Scot Lehigh had an interesting editorial recently in the Boston Globe defending the MCAS (Massachusetts Comprehensive Assessment System, the required-for-graduation standardized test). He cites some interesting statistics comparing how well current students (class of 2011) are doing on the MCAS compared to the class of 2003. He, like almost everyone, compares the scaled scores of the MCAS which has cutoffs for being “Advanced”, “Proficient, “Needs Improvement” (but passing), and “Failing”.


The problem here is that the MCAS is a moving target; to be proficient this year only required a raw (unscaled) score of 47/72 on the English portion, but in 2003 you needed a 52/72. To pass, the cutoff has been lowered from 2003’s 38/72 to today’s 31/72 (that's a 43 % to pass!). By moving these cutoffs around and changing the content of the questions on the test, the MCAS can make public schools look great or lousy at will.
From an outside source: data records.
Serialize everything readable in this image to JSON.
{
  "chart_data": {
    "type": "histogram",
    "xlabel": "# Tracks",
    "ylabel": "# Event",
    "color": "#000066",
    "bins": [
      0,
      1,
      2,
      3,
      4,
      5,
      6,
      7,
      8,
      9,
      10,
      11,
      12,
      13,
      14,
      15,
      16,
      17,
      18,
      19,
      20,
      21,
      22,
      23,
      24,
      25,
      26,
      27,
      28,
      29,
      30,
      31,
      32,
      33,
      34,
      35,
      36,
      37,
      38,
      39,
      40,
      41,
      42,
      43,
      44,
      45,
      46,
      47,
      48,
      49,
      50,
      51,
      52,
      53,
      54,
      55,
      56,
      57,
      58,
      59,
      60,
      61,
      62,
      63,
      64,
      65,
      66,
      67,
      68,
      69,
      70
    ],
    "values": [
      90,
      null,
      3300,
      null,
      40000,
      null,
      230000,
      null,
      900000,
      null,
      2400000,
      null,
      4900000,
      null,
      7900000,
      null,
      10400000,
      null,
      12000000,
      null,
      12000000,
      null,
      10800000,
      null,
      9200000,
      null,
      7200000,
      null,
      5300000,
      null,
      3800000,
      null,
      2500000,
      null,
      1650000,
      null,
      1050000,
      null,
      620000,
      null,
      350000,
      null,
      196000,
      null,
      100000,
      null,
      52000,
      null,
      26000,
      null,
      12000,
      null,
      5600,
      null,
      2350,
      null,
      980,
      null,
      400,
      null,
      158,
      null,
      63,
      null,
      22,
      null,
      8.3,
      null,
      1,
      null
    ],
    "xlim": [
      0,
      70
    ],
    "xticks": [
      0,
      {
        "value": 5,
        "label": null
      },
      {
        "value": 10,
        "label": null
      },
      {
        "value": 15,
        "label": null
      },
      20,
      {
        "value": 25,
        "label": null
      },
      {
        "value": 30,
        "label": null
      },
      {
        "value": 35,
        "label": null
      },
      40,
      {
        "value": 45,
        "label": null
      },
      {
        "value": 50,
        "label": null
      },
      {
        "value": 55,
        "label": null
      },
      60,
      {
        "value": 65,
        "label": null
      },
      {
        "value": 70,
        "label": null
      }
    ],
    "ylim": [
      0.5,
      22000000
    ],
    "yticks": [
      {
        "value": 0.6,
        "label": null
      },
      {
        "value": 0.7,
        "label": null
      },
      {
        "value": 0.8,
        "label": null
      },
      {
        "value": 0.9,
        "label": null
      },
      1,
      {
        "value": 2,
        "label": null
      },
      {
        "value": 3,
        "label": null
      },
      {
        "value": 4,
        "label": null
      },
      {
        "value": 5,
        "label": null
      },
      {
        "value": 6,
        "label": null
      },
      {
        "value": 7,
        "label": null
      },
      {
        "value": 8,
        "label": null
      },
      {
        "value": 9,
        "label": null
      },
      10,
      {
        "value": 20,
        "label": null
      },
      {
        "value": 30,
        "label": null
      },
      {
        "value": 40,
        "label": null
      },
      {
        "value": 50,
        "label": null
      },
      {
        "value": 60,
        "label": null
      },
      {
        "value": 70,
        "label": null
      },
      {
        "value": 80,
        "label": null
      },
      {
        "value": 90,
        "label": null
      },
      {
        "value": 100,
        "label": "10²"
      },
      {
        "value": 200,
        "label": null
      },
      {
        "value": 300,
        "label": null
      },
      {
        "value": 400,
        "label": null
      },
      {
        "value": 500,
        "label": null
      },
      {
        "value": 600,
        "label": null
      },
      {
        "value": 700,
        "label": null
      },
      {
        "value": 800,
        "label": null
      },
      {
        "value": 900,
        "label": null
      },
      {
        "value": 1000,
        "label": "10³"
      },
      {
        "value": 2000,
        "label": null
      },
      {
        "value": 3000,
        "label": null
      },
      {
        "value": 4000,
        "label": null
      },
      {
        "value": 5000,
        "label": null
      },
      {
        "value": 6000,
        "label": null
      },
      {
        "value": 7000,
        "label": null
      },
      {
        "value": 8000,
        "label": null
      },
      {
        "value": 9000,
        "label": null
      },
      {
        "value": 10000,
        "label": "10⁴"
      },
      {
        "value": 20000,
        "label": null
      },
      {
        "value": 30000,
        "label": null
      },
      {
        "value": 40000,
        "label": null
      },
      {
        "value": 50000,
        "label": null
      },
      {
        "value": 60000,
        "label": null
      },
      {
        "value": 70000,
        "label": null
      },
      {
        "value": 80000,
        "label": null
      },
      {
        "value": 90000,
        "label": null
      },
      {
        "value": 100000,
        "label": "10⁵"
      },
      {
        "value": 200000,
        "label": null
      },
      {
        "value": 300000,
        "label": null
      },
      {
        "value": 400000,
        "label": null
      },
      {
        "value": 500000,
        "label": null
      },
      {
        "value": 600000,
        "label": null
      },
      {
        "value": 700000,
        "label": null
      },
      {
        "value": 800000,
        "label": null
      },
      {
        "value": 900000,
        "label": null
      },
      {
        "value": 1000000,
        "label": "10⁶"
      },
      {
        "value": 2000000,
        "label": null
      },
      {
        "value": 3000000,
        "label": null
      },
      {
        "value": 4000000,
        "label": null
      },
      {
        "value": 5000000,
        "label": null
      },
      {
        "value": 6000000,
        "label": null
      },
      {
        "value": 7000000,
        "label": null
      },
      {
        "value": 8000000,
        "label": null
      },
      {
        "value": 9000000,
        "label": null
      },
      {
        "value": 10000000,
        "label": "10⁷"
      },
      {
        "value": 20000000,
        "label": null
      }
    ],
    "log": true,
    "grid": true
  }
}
Here are some specific statements in his piece that I take issue with:

"Teachers, too, have stepped up...overall they've done a good job helping students master the required material." Good performance on a test is frequently simply a reflection of good prep for that particular test, not necessarily an indication of mastery of the subject material.


“When the MCAS actually started to count, the passing rates went up dramatically.” I personally have seen the MCAS given to students for whom the test does not count: they make pretty designs on the answer key, they purposely try to get the answers all wrong (surprisingly hard to do), they answer all ‘C’, or they simply leave the entire test blank, etc. No surprise to me that the score on any test taken by teenagers goes up when “it counts.”

“Since we’ve implemented high standards here [meaning MCAS], Massachusetts students… have been turning in top-notch performances. That’s just more evidence of the value of strong curriculum frameworks and standards” What’s the ‘more evidence’? If there is improved MA performance on national assessments post-MCAS then that would be something, but improving MCAS scores is just inside baseball.

On the recent poor results on the Science MCAS: “To some, that may mean delaying or lowering the new standard. That, however, would be precisely the wrong reaction.” Lowering the standard is exactly what the state did (see my second paragraph) when it became a real possibility that thousands of otherwise eligible high school students would be denied graduation because of a poor English MCAS score.